Let $F_{n}$ be a sequence for which $F_{1}=1,F_{2}=1$, and $F_{n}=F_{n-1}+F_{n-2}$. For any $n,m>8$, is it always true that $\phi(F_n)$ is not equal to $\phi(F_m)$, when $\phi$ is the Euler Totient Function?

A case when $n$ divides $m$ appeared be rather simple.

$n|m$ would imply $F_{n}|F_{m}$. Then let $F_{m}$ be $F_{n}$ multiplied by $k$.

$\phi(F_{m}) \ge \phi(F_{n})\phi(k)$.

$F_{n+1}=F_{n}+F_{n-1}<2F_{n}$, and $F_{n+2}=2F_{n}+F_{n-1}>2F_{n}$.

Thus $k$ may never be equal to 2. Therefore, $\phi(k)$ will always be greater than 1 implying $\phi(F_{m})=\phi(k)\phi(F_{n})>\phi(F_{n})$.

Therefore, for the case when $n$ divides $m$, $\phi(F_m)$ is always not equal to $\phi(F_n)$ . However, other cases proved to be rather difficult, such as proving $\phi(F_n) \neq \phi (F_{n+1})$.

Can anybody prove or disprove this question?

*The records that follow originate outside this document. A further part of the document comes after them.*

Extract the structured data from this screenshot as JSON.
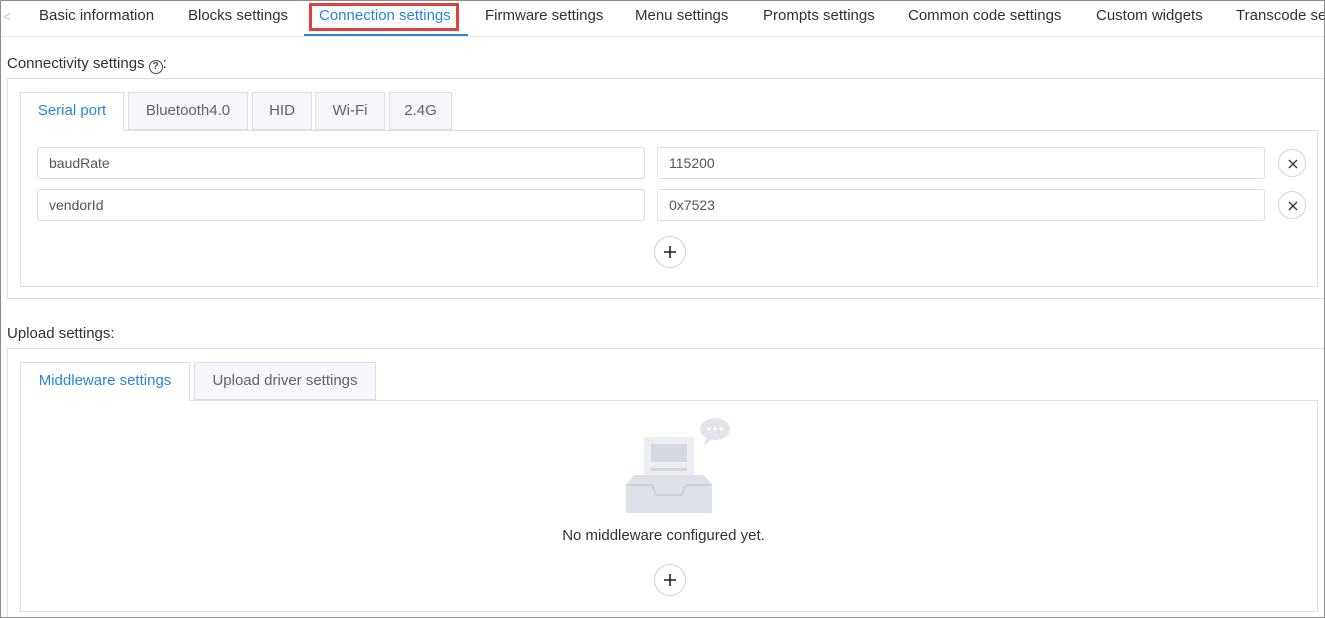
{
  "top_tabs": {
    "scroll_left_glyph": "<",
    "items": [
      {
        "label": "Basic information"
      },
      {
        "label": "Blocks settings"
      },
      {
        "label": "Connection settings"
      },
      {
        "label": "Firmware settings"
      },
      {
        "label": "Menu settings"
      },
      {
        "label": "Prompts settings"
      },
      {
        "label": "Common code settings"
      },
      {
        "label": "Custom widgets"
      },
      {
        "label": "Transcode se"
      }
    ],
    "active_index": 2
  },
  "connectivity": {
    "label": "Connectivity settings",
    "colon": ":",
    "help_glyph": "?",
    "tabs": [
      {
        "label": "Serial port"
      },
      {
        "label": "Bluetooth4.0"
      },
      {
        "label": "HID"
      },
      {
        "label": "Wi-Fi"
      },
      {
        "label": "2.4G"
      }
    ],
    "active_tab": 0,
    "params": [
      {
        "key": "baudRate",
        "value": "115200"
      },
      {
        "key": "vendorId",
        "value": "0x7523"
      }
    ],
    "remove_icon": "close-icon",
    "add_icon": "plus-icon"
  },
  "upload": {
    "label": "Upload settings",
    "colon": ":",
    "tabs": [
      {
        "label": "Middleware settings"
      },
      {
        "label": "Upload driver settings"
      }
    ],
    "active_tab": 0,
    "empty_text": "No middleware configured yet.",
    "add_icon": "plus-icon"
  },
  "colors": {
    "accent": "#2a86d8",
    "highlight_box": "#e0403b",
    "border": "#dcdfe6"
  }
}
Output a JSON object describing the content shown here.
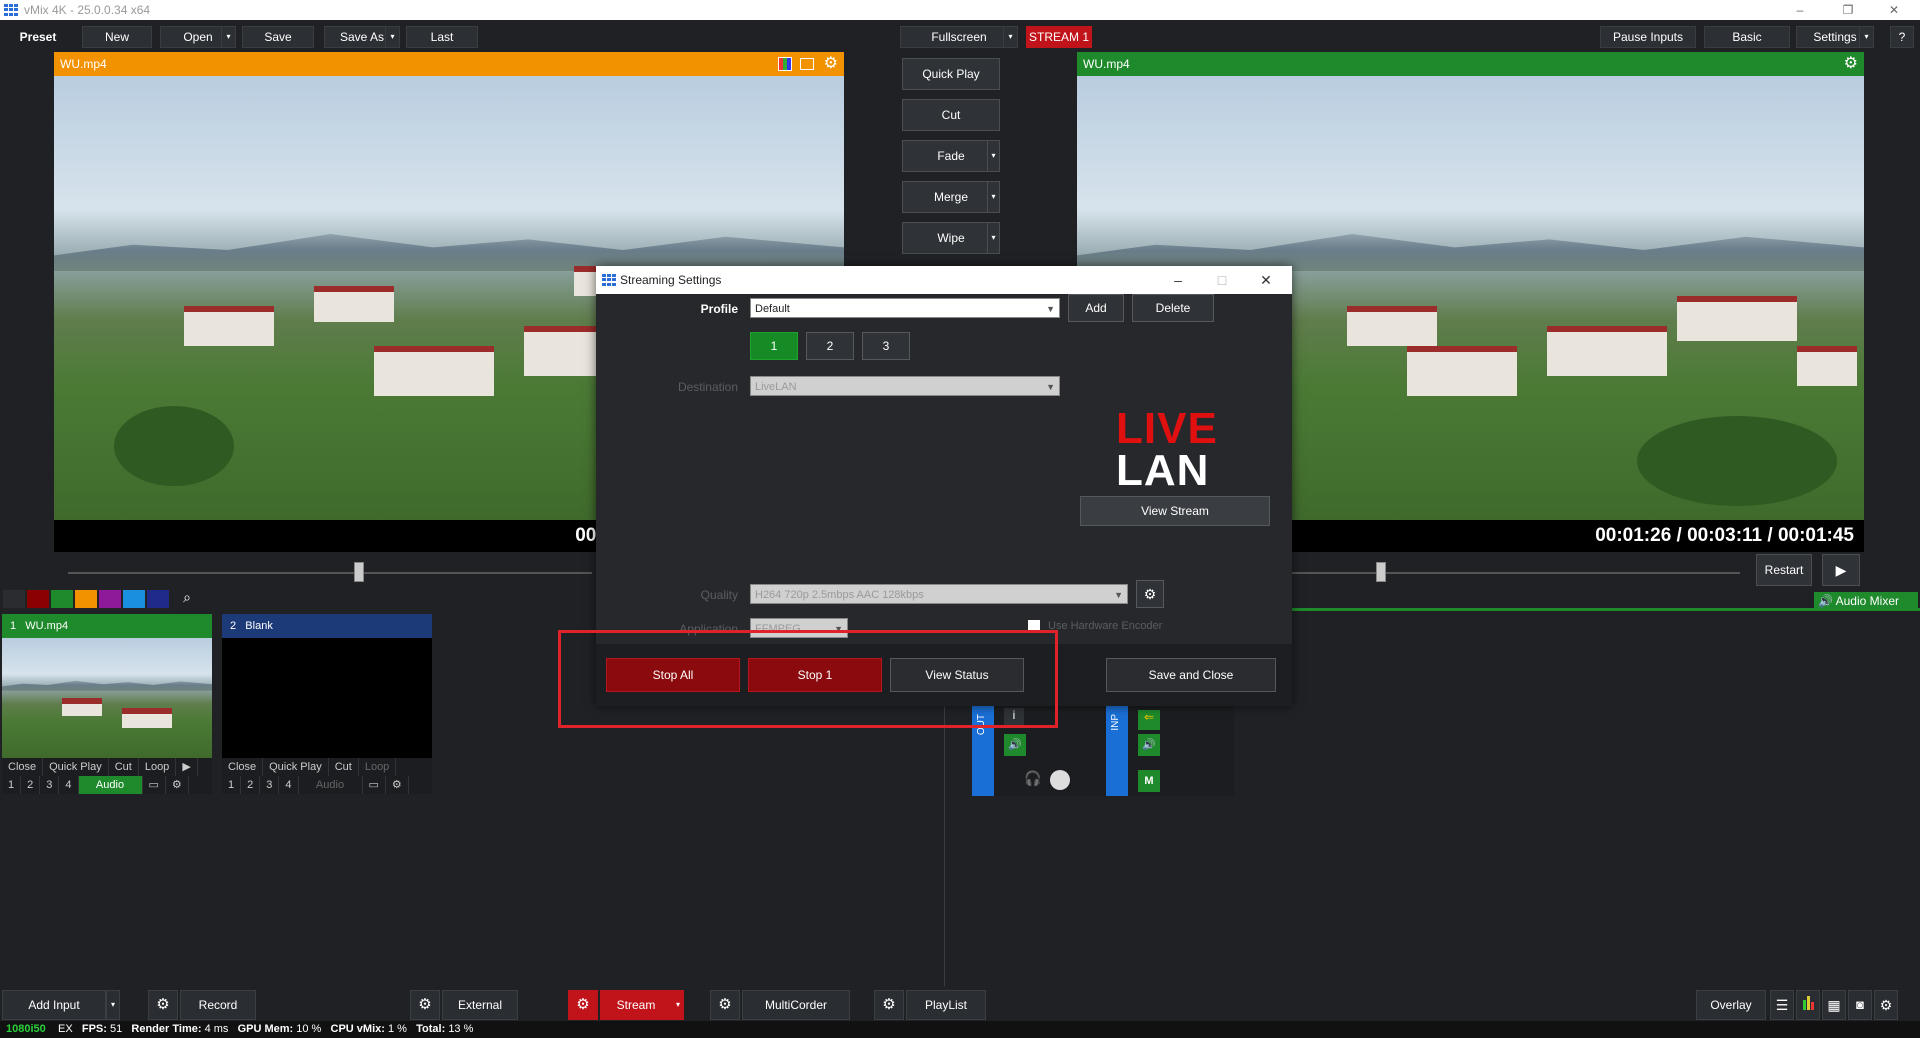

Any Help would be greatly appreciated.

You have $\phi(5)=\phi(8)$, and $\phi(13)=\phi(21)$.

There is no really easy way, because the fibonacci numbers are the repunits of $j(-3),$ which means they are of the form $b^n+b^{-n}$, where $n=\frac 12(\sqrt{j+2}+\sqrt{j-2})$. This means that there is no particular rule that the period of a prime must divide the totient of the prime.